Edit Stories That Move People
Learning motion picture editing isn't about memorizing shortcuts. It's about understanding rhythm, pacing, and how to shape raw footage into something that makes audiences lean forward in their seats.
How You'll Actually Learn
We skip the fluff. You work with real footage from day one, building projects that belong in your portfolio. Here's what that looks like in practice.
Get Your Hands Dirty
You start by assembling rough cuts from professional shoots. Not tutorials. Not demos. Actual footage that needs editing decisions right away.
Learn Why, Not Just How
Anyone can learn where buttons are. We focus on the thinking behind every cut—when to hold, when to move, and why certain transitions work while others fall flat.
Build Something Real
By month four, you'll have completed pieces you can show. Short documentaries, narrative sequences, commercial work. Stuff that demonstrates what you can actually do.
Get Professional Feedback
Every project gets reviewed by editors who've worked on features and commercials. They'll tell you what's working and what isn't—the same way they'd critique a colleague's work.
Practical Approach
Work With Real Footage From Day One
Most courses give you practice clips. We give you the same raw material professional editors receive. Multi-camera interviews. Documentary B-roll. Narrative scenes that need assembly.

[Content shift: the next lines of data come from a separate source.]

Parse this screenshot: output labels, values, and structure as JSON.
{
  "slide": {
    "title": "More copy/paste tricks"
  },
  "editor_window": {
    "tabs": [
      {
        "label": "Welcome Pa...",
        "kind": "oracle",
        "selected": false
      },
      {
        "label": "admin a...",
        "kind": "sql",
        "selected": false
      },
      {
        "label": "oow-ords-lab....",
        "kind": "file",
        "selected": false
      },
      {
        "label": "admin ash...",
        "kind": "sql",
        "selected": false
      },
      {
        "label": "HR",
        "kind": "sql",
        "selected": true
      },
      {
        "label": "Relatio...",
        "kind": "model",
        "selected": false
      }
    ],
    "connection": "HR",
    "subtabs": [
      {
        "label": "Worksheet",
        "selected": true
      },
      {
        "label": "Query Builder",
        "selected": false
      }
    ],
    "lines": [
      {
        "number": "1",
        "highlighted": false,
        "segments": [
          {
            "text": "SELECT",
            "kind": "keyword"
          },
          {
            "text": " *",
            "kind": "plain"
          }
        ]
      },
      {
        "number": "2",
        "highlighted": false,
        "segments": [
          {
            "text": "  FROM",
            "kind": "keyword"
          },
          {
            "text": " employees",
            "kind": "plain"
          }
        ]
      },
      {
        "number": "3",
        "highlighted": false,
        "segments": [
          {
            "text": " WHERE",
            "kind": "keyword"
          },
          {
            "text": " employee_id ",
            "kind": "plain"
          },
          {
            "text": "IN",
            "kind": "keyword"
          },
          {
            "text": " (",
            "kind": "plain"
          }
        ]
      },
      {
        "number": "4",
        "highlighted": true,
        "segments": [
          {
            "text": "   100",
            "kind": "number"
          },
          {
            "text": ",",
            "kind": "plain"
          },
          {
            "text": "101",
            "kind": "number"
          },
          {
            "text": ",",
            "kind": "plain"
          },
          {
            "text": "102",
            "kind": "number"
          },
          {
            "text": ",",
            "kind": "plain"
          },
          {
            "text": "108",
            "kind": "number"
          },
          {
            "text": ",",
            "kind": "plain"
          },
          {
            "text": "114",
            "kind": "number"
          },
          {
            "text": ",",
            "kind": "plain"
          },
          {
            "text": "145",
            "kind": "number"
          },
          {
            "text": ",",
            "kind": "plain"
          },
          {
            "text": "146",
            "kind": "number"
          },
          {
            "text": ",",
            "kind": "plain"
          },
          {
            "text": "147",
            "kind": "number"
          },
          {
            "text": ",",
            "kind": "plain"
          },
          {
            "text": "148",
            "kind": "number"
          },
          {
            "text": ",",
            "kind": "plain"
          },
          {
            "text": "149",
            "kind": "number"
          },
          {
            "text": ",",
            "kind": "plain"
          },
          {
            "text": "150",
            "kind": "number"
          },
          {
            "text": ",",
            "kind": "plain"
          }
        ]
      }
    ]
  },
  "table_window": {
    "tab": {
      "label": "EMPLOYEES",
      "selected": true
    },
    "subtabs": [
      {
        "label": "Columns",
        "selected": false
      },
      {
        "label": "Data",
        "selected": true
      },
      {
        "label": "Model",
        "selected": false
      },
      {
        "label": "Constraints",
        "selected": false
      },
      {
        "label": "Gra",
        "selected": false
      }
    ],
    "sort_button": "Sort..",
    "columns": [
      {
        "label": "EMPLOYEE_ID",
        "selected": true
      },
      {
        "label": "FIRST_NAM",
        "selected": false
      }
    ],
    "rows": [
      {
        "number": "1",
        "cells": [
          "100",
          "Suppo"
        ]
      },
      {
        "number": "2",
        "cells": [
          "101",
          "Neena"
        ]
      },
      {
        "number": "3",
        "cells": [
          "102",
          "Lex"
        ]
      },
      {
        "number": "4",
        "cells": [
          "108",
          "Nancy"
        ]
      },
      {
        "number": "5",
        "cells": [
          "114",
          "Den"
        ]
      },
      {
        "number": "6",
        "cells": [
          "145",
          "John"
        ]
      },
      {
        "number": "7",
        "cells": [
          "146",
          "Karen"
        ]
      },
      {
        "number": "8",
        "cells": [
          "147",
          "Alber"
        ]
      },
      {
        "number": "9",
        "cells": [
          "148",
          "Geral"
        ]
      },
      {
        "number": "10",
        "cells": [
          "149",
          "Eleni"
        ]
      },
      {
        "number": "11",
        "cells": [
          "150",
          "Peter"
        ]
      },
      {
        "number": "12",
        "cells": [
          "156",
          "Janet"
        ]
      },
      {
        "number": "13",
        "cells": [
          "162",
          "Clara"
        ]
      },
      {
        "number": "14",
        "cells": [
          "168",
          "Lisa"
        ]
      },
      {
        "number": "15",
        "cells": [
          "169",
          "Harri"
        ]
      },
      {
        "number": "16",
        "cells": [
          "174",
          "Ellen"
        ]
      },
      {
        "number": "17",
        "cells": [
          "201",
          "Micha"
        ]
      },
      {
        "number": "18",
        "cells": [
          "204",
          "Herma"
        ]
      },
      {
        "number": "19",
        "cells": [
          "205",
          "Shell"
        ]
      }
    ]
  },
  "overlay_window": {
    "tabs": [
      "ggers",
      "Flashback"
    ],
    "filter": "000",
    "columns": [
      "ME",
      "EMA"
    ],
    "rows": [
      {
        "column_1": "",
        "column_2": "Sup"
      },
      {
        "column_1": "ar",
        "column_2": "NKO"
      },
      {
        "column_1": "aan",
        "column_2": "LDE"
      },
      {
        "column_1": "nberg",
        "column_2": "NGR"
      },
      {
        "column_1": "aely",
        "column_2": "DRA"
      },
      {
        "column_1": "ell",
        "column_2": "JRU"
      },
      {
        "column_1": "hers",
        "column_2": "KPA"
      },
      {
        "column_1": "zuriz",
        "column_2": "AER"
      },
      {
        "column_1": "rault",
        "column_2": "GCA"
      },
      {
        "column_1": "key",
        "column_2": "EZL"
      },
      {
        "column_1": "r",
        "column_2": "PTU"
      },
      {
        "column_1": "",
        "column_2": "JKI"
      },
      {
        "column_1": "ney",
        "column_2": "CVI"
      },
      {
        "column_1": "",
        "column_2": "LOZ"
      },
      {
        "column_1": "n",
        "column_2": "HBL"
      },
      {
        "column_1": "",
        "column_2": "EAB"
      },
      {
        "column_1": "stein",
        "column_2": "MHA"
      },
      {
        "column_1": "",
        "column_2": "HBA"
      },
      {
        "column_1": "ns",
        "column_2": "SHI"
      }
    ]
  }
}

You'll learn how to organize hundreds of clips, find the moments that matter, and build sequences that flow. Because that's what the job actually requires.
Industry Standards
Learn Tools That Matter
We teach on the same platforms used by post-production houses across Europe. You'll get comfortable with professional workflows—media management, color grading basics, audio cleanup, delivery specs.
The technical stuff matters, but only if you understand when and why to use it. That's where the instruction comes in.
Portfolio Development
Build Work You Can Show
The entire program is structured around portfolio pieces. Each project gets increasingly complex, and you keep full rights to what you create.
By the end, you'll have a reel that demonstrates narrative editing, documentary work, and commercial pacing. That's what gets you in the door for interviews.
What Students Actually Say
I'd been cutting together family videos for years, but this program showed me how much I didn't know. Working with multi-cam interviews was intimidating at first—syncing everything, finding the best takes, keeping audio clean. But after a few weeks, it clicked. Now I'm editing for a small production company in Vienna, and I use what I learned here every single day. The portfolio pieces I built during the course are what got me that first job.